Kur'an-ı Kerim ve Türkçe Meali Sayfa 385
89. Kim iyi (bir haalet) le gelirse ona bu sayede bir hayır vardır. Onlar o gün (azâb) korku (sun) dan emniyyet içindedirler.
90. Kim de fena (bir amel) ile gelirse yüzleri ateşde sürtülür. Yâ siz, yapdıklarının başka (türlü) siyle mi mukaabele edileceksiniz?
91. (De ki:) «Ben ancak bu şehrin Rabbine — ki O, bunu hürmetli kılmışdır — ibâdet etmemle emr olundum. Her şey Onundur. Ben müslümanlardan olmamla emr olundum».
92. «Ve Kur'an okumamla (emr olundum). Kim doğru yolu bulursa o yolu kendi fâidesine bulmuş olur. Kim de saparsa (ona) de ki: «Ben sâdece fena hareketlerin korkunç aakıbetini haber verenlerdenim».
93. Ve: «Allaha hamd olsun de. O, size âyetlerini gösterecek de siz de bunları tanıyacaksınız. Rabbin ne yapacağınızdan gaafil değildir.
1. Taa, sîn, mîm.
2. Bunlar (hakıykatları) apaçık bildiren kitabın âyetleridir.
3. Muusâ ile Fir'avn haberinden bir kısmını, îman edecek bir zümre (nin fâidelenmesi) için, hak olarak sana okuyacağız.

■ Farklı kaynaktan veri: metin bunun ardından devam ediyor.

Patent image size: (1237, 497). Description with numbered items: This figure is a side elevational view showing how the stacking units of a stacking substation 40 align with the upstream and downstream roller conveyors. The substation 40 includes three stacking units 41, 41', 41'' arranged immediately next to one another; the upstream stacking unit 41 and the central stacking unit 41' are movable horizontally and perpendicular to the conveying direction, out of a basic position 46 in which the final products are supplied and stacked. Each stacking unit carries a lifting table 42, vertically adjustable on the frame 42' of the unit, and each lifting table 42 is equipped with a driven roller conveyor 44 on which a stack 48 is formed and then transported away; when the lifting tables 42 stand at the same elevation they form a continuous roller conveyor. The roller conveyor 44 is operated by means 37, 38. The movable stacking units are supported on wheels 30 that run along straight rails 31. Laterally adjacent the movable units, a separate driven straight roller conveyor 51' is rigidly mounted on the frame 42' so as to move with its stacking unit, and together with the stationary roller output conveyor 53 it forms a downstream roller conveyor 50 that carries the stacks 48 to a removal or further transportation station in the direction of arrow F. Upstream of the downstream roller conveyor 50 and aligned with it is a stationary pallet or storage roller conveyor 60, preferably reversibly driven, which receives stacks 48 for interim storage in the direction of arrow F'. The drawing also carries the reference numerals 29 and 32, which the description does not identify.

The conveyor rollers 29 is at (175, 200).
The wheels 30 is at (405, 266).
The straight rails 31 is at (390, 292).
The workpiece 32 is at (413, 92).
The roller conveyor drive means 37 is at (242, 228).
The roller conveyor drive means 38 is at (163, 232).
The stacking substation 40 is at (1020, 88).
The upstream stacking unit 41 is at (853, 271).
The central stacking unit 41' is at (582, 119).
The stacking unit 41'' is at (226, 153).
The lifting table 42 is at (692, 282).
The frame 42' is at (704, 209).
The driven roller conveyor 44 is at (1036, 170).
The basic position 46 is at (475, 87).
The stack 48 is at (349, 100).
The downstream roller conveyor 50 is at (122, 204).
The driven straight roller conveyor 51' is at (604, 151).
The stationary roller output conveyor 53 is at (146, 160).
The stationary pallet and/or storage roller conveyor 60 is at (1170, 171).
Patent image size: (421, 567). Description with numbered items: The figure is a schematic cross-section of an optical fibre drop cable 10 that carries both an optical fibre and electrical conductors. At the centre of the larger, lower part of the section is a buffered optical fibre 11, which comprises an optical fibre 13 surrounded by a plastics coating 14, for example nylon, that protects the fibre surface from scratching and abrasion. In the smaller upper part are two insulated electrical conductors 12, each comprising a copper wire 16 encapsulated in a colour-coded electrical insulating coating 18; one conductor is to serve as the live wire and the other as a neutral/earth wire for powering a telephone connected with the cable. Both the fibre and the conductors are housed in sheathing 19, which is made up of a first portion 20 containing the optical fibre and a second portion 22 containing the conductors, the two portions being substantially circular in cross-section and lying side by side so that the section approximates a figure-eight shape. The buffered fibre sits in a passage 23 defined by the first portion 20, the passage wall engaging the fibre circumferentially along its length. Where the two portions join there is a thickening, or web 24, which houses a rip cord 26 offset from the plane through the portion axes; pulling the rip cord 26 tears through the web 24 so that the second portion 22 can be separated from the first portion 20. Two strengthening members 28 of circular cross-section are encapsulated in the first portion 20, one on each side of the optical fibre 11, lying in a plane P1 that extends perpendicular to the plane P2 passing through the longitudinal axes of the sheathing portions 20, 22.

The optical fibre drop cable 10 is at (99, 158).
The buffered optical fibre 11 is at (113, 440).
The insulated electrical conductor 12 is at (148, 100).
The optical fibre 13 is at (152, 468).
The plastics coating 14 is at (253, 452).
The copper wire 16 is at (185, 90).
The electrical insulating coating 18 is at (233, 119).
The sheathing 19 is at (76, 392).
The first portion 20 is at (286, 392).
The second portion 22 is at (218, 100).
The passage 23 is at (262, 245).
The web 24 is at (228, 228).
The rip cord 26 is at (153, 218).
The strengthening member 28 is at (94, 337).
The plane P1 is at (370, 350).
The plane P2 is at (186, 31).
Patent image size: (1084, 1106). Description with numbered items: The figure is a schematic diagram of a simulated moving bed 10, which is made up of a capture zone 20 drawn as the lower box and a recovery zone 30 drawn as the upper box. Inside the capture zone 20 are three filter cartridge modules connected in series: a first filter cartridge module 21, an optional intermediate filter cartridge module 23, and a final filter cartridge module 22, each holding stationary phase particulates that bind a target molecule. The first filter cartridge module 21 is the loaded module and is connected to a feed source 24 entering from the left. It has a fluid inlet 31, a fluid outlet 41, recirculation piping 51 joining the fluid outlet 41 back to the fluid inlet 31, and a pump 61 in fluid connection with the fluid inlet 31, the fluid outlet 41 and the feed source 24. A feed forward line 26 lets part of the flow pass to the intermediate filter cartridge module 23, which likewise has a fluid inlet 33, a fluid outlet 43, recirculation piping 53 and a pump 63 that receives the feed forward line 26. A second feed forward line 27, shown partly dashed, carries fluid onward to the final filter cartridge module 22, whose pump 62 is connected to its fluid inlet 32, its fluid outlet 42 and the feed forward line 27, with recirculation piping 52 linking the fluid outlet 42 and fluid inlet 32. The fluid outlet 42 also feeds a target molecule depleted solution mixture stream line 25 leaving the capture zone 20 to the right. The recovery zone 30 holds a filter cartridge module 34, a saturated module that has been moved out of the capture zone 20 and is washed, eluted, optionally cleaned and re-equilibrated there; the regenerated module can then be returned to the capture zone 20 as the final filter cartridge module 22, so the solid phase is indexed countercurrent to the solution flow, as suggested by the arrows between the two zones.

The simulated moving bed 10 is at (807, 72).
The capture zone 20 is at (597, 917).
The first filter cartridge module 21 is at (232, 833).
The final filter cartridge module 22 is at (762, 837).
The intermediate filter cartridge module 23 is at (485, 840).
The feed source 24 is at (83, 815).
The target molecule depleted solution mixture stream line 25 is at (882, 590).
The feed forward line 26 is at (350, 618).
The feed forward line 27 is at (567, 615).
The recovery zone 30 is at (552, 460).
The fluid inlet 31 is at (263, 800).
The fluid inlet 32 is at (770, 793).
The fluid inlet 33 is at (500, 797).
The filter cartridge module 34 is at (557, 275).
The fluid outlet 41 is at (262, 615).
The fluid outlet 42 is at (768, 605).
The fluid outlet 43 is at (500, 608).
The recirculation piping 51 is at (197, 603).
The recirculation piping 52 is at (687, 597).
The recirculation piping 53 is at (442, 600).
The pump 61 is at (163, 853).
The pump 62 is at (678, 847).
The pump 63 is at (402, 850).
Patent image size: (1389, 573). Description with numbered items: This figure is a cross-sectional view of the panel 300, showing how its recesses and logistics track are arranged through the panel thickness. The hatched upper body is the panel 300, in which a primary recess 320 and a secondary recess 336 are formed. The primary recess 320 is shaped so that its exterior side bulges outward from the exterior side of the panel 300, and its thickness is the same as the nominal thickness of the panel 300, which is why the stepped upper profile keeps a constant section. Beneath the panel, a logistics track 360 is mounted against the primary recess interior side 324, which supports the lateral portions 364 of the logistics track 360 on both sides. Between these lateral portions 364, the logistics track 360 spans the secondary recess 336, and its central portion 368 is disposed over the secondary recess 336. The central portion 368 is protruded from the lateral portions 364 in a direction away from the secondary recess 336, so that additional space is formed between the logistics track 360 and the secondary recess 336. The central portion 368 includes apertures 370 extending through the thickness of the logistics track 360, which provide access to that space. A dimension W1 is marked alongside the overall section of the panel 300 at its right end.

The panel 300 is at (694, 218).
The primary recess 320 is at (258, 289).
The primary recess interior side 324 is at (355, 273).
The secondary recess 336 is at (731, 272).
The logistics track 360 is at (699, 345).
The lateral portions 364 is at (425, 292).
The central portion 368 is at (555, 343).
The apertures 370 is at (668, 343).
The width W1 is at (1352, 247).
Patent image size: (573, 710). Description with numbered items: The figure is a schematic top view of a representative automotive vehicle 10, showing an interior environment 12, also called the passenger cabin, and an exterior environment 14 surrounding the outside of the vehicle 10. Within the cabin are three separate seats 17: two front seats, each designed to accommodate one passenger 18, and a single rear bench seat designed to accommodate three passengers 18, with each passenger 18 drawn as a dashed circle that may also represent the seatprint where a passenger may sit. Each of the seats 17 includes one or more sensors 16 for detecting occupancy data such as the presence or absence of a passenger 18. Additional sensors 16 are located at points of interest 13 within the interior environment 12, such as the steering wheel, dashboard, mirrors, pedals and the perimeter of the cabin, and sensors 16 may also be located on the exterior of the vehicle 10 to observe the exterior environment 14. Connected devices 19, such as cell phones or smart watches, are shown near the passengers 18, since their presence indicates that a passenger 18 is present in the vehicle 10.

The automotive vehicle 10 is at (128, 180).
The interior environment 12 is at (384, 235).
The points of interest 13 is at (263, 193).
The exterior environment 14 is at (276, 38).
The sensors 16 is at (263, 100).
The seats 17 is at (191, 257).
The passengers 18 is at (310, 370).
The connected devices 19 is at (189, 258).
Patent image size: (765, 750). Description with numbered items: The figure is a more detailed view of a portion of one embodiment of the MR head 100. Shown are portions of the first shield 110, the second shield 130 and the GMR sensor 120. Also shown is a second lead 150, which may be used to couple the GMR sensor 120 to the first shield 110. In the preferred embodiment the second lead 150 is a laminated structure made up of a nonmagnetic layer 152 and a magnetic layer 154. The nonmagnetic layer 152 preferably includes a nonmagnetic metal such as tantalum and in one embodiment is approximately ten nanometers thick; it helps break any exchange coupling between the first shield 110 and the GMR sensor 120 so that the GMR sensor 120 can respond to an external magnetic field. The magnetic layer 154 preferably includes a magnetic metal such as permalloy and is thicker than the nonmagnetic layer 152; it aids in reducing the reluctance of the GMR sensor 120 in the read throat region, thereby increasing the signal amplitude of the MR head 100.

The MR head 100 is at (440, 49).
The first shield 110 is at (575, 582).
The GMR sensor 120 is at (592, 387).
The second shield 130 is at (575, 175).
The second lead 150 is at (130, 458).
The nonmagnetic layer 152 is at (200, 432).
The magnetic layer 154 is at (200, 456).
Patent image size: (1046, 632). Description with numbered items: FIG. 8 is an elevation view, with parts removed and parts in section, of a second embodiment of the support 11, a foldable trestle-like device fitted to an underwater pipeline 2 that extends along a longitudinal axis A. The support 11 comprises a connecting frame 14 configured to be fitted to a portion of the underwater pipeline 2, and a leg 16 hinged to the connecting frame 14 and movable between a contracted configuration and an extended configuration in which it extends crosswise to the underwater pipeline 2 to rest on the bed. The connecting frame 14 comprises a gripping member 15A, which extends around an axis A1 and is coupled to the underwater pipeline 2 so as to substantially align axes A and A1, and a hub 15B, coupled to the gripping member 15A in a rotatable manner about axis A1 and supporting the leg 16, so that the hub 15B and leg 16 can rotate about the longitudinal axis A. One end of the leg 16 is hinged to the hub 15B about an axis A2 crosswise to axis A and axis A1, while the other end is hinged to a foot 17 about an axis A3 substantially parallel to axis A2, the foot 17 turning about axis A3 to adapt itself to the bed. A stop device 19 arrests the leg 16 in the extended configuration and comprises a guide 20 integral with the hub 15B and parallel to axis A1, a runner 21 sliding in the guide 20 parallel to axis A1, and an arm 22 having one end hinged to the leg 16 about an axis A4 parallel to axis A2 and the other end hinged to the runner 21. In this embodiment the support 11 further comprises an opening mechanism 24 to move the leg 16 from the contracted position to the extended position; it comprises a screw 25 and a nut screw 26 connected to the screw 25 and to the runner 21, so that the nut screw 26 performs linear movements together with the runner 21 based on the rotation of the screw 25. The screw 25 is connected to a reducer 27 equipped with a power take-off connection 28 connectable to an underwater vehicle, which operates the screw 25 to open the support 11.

4. Hakıykat, Fir'avn o yerde teğalübe kalkdı, ora ehâlîsini fırkalar haaline getirdi. Onlardan bir zümreyi za'fa uğratıyor, bunların oğullarını boğazlıyor, (yalınız) kızlarını diri bırakıyordu. Çünkü o fesadcılardandı.
5. Biz ise diliyoruz ki o yerde za'fa uğratılanlara lütfedelim, onları (hayırda) muktedâbihler yapalım, onları (Fir'avn mülkünün) vârisler (i) kılalım.